Organizations are posting job titles for "AI Governance Director" and "AI Enablement Director" while writing descriptions that treat them as the same role. This confusion isn't just a hiring problem but a symptom of a deeper misunderstanding about what makes AI programs work. A recent survey found that while 72% of organizations have AI integrated, only a third have responsible controls in place.

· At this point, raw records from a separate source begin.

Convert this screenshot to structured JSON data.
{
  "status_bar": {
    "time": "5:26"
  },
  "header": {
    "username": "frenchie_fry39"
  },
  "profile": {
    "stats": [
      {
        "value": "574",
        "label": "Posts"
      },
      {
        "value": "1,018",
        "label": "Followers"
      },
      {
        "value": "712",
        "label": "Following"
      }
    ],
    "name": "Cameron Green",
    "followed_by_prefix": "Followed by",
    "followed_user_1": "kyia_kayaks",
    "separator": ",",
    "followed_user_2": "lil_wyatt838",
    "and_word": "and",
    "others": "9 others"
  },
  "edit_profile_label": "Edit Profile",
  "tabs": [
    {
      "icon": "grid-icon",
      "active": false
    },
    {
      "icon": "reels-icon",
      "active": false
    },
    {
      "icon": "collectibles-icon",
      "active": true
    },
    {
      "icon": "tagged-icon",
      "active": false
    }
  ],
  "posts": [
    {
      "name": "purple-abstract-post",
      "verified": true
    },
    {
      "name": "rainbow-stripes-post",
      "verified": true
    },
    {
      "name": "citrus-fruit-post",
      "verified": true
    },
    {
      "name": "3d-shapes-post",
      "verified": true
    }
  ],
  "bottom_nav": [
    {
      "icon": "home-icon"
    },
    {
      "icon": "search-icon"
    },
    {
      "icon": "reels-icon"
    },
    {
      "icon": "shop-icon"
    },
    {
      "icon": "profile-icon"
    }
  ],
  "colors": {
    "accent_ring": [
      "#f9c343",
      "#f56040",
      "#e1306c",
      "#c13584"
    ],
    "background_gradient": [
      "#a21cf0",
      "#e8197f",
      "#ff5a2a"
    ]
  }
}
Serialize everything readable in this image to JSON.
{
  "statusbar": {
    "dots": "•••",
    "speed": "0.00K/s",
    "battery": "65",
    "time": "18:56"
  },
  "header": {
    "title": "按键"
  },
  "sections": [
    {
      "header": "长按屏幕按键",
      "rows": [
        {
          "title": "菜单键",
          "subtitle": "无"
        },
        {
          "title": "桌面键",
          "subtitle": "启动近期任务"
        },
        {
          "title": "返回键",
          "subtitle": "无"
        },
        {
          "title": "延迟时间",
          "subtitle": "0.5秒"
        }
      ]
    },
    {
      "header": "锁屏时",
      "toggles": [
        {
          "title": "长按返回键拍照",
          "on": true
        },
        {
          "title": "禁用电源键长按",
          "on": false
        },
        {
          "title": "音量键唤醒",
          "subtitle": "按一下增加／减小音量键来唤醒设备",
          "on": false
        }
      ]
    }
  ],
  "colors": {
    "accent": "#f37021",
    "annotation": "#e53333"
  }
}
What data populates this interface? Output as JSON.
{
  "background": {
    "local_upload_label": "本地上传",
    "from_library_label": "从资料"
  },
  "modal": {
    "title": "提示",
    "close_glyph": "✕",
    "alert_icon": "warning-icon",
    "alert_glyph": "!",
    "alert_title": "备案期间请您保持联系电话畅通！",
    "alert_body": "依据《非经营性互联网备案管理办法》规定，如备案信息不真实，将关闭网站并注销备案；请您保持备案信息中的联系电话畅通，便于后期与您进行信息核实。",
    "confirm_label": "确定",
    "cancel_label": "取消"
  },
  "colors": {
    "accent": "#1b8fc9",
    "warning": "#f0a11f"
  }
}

Governance answers "should we?" and "how do we stay safe?" It creates guardrails, establishes approval processes, and defines acceptable use policies. By design, governance creates friction at every checkpoint. The failure mode appears when governance becomes a locked gate. Campaign deadlines don't accommodate weeks-long reviews. Teams solve immediate problems with available tools rather than waiting for approval processes. Shadow AI proliferates not because people want to circumvent policy, but because the formal process takes too long.
Governance without enablement produces policies nobody follows. Enablement without governance produces risk accumulation. Research found that roughly 70% of AI implementation challenges stem from people and process issues, not technical problems. The integration point requires both functions working as partners rather than adversaries.
Shadow AI becomes inevitable when governance operates without enablement. Approved alternatives need to be faster than unauthorized procurement. The path of least resistance should lead through governance rather than around it, making compliance the easier path.